This first edition of the handbook ‘Genetic Consultations in the New-born’, ably edited by two eminent Clinical geneticists, is a part of series of specialist handbooks published by Oxford University Press with the aim to assist clinicians who care for newborns with congenital abnormalities in their diagnosis, genomic testing, and management.

This book is divided into various parts that includes newborn conditions related to growth abnormalities in addition to system specific abnormalities requiring syndromic delineation. It has 42 chapters with 19 commonly diagnosed genetic neonatal conditions. Each chapter starts with a clinical consult with patient picture that makes it more intriguing and generates interest in the readers. This is then followed by a brief information about the condition, discussion about the relevant differential diagnosis and evaluation and the management in a concise manner. Addition of relevant genetic information and related genetic testing makes it comprehensive. For additional and updated information, unique MIM number (online database Mendelian Inheritance in Man), links and references have also been provided. The text is appropriately supplemented by illustrative clinical pictures that are helpful for imbibing the information for the beginners. Another highlight of the book is incorporation of useful practical ‘pearls’ for various conditions. Probably, inclusion of inborn errors of metabolism protocols could have made it a thorough reference for neonatologists.

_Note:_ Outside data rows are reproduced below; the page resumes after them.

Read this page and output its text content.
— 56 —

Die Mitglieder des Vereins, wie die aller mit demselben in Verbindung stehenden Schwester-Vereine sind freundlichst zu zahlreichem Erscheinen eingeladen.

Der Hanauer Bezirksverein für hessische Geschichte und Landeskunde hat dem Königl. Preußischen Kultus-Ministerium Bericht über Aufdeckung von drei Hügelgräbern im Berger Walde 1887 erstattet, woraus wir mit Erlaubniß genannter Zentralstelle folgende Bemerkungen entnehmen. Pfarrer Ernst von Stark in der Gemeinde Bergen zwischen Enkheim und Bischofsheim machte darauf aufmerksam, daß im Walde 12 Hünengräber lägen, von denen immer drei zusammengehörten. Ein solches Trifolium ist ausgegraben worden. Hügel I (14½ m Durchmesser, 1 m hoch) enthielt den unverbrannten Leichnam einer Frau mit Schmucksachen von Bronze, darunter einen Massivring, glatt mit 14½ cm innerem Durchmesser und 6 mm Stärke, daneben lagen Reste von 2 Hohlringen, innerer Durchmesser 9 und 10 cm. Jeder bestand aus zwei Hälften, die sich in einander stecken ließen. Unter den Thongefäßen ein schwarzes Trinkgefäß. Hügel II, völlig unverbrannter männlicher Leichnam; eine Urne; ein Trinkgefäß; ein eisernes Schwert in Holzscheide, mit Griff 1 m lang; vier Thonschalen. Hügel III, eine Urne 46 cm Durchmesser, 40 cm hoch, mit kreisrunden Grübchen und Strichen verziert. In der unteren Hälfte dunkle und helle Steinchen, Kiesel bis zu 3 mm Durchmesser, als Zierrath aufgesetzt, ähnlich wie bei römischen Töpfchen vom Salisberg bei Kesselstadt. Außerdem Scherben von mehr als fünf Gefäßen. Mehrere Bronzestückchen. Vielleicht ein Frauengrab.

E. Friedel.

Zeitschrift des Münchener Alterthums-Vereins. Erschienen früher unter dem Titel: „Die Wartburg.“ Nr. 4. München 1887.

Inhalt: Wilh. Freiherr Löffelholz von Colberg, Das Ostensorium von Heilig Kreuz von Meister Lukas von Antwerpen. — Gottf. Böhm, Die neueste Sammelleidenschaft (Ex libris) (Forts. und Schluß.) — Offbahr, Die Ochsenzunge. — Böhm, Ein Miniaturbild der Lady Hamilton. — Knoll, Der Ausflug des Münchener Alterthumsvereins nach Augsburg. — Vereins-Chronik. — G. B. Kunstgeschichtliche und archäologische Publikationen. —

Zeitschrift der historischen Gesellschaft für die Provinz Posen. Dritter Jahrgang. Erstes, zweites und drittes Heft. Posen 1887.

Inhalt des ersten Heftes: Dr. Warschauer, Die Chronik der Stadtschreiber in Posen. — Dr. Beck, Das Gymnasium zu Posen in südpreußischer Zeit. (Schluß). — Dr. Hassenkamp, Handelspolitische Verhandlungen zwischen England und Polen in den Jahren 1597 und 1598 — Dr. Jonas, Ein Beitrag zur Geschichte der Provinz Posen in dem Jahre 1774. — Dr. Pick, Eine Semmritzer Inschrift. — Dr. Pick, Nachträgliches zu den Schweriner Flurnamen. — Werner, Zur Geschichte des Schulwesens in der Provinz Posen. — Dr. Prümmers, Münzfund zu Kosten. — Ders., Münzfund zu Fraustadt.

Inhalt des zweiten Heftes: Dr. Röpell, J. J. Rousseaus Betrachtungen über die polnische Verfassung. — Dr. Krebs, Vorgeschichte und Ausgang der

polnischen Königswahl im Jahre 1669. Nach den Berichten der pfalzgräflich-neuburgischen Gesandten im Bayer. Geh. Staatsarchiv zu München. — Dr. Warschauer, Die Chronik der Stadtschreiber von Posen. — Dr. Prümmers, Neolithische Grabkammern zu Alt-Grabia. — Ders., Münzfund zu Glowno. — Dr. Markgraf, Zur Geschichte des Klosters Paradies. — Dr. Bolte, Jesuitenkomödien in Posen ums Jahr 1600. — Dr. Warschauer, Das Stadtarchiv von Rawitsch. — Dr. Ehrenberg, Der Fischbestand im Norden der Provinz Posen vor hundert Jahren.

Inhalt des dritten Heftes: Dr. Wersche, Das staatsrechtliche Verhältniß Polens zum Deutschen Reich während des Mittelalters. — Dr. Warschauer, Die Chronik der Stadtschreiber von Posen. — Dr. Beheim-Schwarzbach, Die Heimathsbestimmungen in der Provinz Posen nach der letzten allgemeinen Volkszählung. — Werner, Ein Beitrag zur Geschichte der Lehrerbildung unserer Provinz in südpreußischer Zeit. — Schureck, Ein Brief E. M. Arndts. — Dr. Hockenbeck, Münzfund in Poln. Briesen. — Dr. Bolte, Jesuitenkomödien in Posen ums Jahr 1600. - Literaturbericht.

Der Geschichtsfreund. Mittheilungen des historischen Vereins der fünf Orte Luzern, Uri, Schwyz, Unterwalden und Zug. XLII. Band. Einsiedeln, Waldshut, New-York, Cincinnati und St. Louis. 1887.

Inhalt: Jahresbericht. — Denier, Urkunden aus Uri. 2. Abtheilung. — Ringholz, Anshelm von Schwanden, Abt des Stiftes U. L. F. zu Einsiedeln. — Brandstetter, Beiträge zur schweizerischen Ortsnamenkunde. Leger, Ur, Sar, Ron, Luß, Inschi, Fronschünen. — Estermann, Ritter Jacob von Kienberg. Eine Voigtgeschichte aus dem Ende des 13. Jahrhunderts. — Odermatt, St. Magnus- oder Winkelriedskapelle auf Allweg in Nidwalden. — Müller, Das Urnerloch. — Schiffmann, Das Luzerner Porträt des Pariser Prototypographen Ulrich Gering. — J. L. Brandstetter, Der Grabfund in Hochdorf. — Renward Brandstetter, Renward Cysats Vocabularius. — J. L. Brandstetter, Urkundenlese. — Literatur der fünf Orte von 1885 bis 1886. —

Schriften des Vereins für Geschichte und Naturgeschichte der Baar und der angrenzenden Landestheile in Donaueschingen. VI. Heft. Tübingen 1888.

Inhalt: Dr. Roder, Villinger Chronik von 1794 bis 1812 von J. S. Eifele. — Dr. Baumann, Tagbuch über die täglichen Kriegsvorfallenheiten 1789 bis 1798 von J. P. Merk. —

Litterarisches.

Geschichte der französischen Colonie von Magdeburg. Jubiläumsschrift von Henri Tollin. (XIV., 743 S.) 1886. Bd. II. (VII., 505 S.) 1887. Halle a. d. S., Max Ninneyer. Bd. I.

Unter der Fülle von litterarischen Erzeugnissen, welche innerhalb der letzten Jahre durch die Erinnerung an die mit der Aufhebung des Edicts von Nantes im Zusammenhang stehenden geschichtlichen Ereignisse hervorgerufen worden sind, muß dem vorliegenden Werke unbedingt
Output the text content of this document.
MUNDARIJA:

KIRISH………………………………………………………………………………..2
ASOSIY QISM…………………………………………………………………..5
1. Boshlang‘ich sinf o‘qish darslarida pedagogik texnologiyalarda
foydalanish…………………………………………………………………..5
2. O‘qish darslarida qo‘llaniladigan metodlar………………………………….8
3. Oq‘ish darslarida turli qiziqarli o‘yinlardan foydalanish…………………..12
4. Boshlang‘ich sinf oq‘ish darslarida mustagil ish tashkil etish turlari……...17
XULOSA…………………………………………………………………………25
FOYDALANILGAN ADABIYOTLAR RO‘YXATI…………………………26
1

Overall, it is a useful resource for practising neonatologists and the pediatricians requiring a genetic consultation for the care of infants with common congenital malformations and related genetic syndromes. I recommend this book as a quick reference for initiating a genetic workup especially in areas that do not have access to the clinical genetics expertise. However, this book is not a substitute for a genetic consultation by an experienced clinical geneticist.